Included in the exhibition are displays of enlarged copies of magazine and newspaper articles, a movie poster, and a video of a talk-show program. Though the latter are merely referential documentation, their significant inclusion in the exhibition creates a layer that is more interesting than the reenactment.
There is a clip of the Jeanne Parr Show (January 25, 1978) features Wojtowicz from his prison cell and, on the CBS set, Wojtowicz's ex-lover, Ernest Aron, who has undergone a sex-change operation and has become Liz Eden. Both parties relate the intimate details of their unfulfilled lives. The camera angle on Wojtowicz gives prominence to a Pepsi can at his elbow. Wojtowicz looks directly into the camera, and tells us that he did the robbery for Aron/Eden so that she could get the sex-change operation. She tells us that essentially she has everything she wanted but, inexplicably, she is still suicidal.
There is a display of the front and back pages of the New York Times, August 24, 1972, features pictures and articles about the robbery and large headshots of Nixon and Agnew with articles on their reelection campaign. Nixon's nationally-televised speech at the Republican National Convention was cut off for the news flash covering the Brooklyn robbery. Is it possible that the President would order the execution of the robbers because of his interrupted speech?
On the front page of the Daily News, August 23, 1972, in huge bold type is the headline about the robbery. Also on the front page is a surreal-looking half-page photo of President Nixon and his family being greeted by admirers at the Miami airport. Among the several signs held up is one that says, Youth for Nixon.
The article about the robbery in Life magazine, September 22, 1972, is reproduced in its entirety but also included are half-page hard-sell advertisements for cigarettes, a shrinkless cotton material, and a miracle corkscrew reminding us everyone is selling something. The article is written in the form of a screenplay and it prophetically compares the "rugged good looks" of Wojtowicz with Al Pacino. In hindsight one wonders at the professionalism of the Life editors.
Displayed is a copy of one of the versions of the scenario for Dog Day Afternoon (January 16, 1974), initially co-written by P.F. Kluge and Franck Pierson. Kluge was one of the co-authors of the Life article.
There is the movie poster from the Dog Day Afternoon, which announces, "…the bank was like a circus sideshow…And it's all true." And from High Society magazine, November 1980, there is a glamour picture of Liz Eden.

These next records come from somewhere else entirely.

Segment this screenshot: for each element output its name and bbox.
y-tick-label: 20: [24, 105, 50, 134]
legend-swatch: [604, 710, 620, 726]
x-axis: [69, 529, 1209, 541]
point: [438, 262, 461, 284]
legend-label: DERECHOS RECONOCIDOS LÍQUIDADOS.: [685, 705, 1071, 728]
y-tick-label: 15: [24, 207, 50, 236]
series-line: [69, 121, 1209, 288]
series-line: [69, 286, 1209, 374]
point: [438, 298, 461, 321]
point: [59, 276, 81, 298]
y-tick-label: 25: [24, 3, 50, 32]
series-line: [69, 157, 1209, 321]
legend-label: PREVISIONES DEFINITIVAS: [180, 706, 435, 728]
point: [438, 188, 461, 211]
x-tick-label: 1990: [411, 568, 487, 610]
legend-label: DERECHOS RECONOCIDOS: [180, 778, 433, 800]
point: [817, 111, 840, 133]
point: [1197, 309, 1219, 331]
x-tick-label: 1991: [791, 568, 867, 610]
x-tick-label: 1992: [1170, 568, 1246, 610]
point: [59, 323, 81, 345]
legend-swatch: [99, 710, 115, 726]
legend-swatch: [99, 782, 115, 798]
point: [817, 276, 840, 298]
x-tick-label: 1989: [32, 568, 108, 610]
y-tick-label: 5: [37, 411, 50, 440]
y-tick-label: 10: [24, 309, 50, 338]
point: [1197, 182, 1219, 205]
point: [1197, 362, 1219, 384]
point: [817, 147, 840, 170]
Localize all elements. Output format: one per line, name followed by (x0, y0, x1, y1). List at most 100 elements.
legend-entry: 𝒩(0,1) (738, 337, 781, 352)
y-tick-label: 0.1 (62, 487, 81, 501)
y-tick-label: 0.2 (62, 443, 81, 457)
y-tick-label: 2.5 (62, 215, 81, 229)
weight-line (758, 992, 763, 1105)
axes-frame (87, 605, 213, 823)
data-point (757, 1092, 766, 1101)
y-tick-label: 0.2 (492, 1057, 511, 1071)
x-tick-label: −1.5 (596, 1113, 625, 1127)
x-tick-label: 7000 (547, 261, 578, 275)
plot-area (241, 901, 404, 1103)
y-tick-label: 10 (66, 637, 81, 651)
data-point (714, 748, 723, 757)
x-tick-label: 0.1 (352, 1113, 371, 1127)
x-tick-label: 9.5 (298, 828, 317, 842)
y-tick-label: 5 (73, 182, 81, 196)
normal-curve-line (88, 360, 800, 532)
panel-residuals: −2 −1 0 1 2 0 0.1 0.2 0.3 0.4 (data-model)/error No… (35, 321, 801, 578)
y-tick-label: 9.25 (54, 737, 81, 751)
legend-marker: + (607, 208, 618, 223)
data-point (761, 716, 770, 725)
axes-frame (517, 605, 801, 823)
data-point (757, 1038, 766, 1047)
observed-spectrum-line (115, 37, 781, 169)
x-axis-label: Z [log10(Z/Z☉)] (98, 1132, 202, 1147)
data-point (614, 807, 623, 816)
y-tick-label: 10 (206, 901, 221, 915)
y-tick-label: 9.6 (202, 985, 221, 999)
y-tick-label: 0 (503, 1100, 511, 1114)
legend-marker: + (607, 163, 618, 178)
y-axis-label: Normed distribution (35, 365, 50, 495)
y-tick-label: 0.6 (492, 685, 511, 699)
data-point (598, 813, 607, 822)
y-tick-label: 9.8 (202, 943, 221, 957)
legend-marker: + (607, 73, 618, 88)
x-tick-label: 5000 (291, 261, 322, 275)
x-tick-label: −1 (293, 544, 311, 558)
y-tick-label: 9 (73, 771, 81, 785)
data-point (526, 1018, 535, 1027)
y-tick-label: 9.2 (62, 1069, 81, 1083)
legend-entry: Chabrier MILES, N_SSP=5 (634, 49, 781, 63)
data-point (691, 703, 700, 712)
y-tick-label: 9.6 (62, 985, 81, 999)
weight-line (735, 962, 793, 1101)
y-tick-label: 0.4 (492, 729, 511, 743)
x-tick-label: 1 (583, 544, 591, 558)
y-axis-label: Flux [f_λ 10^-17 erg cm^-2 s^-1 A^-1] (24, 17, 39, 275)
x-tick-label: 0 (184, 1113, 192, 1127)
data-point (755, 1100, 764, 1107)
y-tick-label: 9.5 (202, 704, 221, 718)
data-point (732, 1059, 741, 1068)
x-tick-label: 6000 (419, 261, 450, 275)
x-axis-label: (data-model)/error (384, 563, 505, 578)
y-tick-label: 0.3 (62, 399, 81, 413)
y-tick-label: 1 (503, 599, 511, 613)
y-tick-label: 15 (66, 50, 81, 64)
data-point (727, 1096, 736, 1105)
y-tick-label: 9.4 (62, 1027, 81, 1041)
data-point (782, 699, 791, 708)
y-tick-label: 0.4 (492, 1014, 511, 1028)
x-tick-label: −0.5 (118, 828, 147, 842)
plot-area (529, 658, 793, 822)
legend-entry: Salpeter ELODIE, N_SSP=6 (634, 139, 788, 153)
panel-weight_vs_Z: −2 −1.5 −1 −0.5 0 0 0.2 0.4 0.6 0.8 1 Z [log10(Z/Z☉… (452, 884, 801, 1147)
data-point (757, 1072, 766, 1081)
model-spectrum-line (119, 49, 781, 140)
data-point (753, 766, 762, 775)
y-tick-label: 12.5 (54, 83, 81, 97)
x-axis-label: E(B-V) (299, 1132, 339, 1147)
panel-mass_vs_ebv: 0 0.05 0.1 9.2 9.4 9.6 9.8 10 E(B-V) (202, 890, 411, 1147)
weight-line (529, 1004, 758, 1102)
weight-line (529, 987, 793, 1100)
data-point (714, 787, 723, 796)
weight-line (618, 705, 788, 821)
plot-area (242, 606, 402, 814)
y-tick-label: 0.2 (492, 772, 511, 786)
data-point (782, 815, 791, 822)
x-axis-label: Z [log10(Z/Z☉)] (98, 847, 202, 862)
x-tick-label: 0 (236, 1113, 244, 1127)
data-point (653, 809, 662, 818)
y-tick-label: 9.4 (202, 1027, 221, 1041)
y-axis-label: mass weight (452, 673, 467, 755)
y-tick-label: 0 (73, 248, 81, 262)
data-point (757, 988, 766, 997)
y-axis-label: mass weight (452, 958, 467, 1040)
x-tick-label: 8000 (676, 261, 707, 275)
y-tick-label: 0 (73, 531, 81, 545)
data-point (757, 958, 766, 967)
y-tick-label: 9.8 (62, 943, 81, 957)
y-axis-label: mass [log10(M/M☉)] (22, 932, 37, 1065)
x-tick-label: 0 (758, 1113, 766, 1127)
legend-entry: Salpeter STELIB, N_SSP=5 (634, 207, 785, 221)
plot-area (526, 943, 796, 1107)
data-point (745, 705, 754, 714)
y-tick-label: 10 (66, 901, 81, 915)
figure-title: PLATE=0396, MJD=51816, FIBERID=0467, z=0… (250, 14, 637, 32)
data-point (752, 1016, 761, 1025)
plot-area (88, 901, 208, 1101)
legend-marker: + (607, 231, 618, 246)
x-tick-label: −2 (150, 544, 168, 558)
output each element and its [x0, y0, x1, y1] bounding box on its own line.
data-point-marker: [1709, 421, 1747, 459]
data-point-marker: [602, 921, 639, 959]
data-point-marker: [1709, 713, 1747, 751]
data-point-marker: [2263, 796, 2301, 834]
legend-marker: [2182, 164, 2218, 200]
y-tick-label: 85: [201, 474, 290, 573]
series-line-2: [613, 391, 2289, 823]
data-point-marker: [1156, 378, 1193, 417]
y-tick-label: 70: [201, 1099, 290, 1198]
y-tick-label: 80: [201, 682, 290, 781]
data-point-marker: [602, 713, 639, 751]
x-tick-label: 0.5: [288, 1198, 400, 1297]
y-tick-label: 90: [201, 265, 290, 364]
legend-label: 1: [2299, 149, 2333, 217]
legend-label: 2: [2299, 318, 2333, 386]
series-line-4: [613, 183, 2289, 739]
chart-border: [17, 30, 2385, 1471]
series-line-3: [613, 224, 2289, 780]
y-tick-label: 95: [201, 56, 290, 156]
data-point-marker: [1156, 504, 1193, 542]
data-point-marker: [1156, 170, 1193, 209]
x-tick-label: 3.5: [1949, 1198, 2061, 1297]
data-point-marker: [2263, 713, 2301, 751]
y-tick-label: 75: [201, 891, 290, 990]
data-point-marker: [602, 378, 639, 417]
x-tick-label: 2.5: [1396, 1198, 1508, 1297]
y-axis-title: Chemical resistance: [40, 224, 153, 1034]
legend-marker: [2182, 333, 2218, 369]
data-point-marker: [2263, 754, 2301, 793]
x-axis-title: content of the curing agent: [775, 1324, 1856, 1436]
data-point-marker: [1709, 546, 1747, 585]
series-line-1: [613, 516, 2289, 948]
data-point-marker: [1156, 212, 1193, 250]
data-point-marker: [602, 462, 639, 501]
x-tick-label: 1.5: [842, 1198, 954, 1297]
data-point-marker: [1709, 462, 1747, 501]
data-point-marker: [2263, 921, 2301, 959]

In the universe of The Third Memory, the advertisements, the politicians, the movies, and the magazines promise us an exciting, rewarding life, a life filled with "spectacle", yet everyone is out to outmaneuver everyone else. The consequences of this manipulation are etched on the body of a suicidal transsexual who hallucinates about the perfect existence and it inspires a holdup man to shout, "I want people out there, I want reporters out there, they're what's keeping me alive."
The irony is that all these people looking for fulfillment in being (in)famous, in turn become the manipulators of the media. All art is a metaphorical self-portrait of it's creator(s) and postmodernism is an anti-value movement. For all the spectacle of international museum shows it doesn't make up for the emptiness that is fame-chasing Pierre Huyghe.